THE THIRST: AN INNIS WATER FOUNTAIN CRITIQUE
A personal beef with the infamous ground floor water fountain that might concern you too
Our human bodies are always in need of something, such as warmth or safety, but the primary thing we need to keep the wheels rollin’ is the ultimate substance itself: water.
Even though we perhaps live our lives subconsciously under the threat of dehydration, U of T students are rather lucky because they have access to a variety of water fountains around their classrooms… except the times they don’t!
Perhaps the quantity and accessibility of these dispensers is somewhat satisfactory, but the quality between different water fountains is ridiculous. While reusable bottle owners have a rather consistent experience in filling up their supplies from the downpouring stream located in the centre, those of us who need to kneel to take a sip from the curved stream of liquid by the side live our days not knowing how many drops we will get today.
As a Cinema Studies student who spends so much of his time within Innis College, I want to call out the water fountain located on the ground floor. The water pressure is so bad that the water can’t even form its half-circle shape — it just pours down from the hole, making it impossible to drink. Within the first couple milliseconds after pressing the button, one may be tricked into thinking the flow will be enough to make the water drinkable today — but nope, the pressure immediately drops down, just like our expectations.

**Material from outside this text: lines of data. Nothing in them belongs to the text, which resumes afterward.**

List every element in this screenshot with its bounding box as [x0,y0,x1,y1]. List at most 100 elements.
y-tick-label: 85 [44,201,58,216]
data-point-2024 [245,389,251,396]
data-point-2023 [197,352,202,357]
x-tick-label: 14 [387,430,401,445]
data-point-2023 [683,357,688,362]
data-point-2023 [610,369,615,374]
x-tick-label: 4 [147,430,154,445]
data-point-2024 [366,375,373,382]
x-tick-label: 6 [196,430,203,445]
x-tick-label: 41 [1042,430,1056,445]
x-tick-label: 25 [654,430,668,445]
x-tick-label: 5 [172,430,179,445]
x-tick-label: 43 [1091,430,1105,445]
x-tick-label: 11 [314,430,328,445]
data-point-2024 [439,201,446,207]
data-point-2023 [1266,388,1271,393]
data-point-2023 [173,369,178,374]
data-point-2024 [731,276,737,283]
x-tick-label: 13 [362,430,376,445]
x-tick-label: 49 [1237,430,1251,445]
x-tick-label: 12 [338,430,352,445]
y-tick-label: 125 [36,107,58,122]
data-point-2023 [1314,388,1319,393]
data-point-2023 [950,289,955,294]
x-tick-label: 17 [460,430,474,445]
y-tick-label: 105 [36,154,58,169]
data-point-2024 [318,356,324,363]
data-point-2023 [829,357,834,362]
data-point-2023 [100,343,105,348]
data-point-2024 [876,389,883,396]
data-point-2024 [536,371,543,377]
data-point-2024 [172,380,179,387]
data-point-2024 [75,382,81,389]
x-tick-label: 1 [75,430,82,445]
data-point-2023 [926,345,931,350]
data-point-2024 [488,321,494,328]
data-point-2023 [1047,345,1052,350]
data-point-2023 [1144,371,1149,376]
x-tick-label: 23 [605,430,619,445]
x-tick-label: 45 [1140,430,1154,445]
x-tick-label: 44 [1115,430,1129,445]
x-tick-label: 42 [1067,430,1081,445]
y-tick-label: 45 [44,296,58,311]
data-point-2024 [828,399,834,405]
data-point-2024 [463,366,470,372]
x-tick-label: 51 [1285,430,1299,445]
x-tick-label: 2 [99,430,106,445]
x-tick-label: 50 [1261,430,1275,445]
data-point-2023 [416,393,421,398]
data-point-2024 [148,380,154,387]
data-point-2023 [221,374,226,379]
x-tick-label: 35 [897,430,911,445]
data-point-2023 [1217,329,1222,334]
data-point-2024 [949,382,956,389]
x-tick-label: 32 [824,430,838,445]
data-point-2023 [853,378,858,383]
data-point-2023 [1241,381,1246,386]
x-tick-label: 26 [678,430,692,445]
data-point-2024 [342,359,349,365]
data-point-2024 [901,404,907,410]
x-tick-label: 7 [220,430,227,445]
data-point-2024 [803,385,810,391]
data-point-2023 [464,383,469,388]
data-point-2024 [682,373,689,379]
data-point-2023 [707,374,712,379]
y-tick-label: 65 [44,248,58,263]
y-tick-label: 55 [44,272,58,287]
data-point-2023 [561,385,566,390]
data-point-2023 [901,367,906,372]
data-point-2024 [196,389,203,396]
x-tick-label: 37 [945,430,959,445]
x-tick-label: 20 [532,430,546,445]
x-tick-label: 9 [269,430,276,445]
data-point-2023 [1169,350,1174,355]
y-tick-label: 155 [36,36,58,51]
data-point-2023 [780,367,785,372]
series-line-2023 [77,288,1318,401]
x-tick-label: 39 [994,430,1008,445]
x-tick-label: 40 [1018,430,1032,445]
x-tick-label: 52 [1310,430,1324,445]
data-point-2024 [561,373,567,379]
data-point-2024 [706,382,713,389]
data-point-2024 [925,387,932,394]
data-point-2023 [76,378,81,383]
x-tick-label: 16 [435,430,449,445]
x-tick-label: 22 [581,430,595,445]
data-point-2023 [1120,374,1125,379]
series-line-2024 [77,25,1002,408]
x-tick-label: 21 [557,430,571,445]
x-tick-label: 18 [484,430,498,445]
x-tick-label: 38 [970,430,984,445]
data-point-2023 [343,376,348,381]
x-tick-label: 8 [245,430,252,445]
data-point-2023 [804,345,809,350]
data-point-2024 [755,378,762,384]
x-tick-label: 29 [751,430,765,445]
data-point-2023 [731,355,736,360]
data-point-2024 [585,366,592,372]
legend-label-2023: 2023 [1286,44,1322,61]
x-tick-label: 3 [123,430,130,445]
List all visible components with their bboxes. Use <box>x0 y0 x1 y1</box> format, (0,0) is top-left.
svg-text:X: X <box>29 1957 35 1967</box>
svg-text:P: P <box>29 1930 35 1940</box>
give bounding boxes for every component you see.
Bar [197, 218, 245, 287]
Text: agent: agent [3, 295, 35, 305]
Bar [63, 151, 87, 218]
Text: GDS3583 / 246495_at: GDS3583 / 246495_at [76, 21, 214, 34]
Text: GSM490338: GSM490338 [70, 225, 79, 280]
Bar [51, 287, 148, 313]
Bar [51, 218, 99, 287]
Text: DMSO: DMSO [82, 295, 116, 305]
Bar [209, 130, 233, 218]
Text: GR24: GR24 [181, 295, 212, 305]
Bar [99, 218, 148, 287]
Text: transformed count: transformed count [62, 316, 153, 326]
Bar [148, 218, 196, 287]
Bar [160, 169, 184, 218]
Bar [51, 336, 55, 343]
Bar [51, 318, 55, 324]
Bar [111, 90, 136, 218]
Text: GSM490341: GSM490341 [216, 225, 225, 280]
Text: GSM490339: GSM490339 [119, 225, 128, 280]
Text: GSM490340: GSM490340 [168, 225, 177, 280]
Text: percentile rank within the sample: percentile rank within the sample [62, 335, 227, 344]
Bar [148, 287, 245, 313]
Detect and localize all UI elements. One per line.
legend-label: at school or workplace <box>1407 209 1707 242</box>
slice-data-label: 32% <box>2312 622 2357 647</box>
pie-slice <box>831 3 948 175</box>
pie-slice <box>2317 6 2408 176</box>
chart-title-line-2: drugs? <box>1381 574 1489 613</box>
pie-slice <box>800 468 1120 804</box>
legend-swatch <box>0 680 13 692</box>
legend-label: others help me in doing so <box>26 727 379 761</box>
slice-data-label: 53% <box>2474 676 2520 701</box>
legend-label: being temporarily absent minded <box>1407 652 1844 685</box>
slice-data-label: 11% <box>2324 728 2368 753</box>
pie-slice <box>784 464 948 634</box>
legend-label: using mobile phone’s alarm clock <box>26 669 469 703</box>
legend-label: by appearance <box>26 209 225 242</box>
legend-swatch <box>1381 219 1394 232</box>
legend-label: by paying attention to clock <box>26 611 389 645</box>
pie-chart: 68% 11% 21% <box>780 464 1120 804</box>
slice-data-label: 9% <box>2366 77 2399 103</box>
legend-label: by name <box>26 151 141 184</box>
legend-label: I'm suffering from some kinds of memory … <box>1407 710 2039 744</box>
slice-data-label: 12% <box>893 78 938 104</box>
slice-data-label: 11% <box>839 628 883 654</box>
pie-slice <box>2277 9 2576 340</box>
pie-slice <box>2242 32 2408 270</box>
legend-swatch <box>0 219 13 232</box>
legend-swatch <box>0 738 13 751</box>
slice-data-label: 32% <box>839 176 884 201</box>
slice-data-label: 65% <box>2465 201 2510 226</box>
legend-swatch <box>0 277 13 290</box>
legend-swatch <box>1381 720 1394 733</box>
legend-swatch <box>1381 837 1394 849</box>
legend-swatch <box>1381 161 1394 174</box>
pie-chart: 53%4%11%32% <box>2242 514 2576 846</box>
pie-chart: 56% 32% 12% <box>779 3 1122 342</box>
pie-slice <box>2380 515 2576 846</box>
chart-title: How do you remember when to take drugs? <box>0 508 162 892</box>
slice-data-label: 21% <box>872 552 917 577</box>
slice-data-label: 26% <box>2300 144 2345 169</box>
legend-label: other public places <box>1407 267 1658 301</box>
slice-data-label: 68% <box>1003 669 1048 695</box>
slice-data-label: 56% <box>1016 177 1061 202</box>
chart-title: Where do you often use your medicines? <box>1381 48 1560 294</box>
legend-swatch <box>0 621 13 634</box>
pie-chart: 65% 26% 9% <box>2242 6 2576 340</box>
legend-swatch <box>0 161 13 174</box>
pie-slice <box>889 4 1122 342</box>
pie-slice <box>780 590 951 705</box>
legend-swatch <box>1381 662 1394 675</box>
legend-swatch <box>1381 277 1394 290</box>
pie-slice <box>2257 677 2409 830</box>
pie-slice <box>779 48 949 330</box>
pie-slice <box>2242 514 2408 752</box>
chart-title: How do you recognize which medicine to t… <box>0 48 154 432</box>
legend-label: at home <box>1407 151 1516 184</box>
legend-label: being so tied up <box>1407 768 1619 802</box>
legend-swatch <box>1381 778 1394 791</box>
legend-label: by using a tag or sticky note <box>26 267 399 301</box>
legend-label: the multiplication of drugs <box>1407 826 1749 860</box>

A fellow student, Kadin (21), has developed a technique where he rhythmically taps the button in a start-stop fashion to momentarily squirt the water while he sips on the few drops he gets. It is a Sisyphean effort which I guess is better than succumbing to nihilism.
Worse still, it is the only fountain in the entire building. Even though the dispenser for bottles works in theory, it takes up such a long time to actually fill up that seeing several people line up before this monolith for minutes has become a common sight. And I know that the freaks who sip the water straight from the taps in the washrooms can no longer do it — as the basement floor is now closed down!
Sometimes I find myself going to the water fountain by the Starbucks on Robarts’ second floor (the GOAT) to drink some water. While the water pressure is perhaps too high that it ends up absolutely soaking me during the process, there is a pleasure that can be derived from having access to so much of this wonderful liquid.
I hope this piece will encourage some amendments about the water fountain.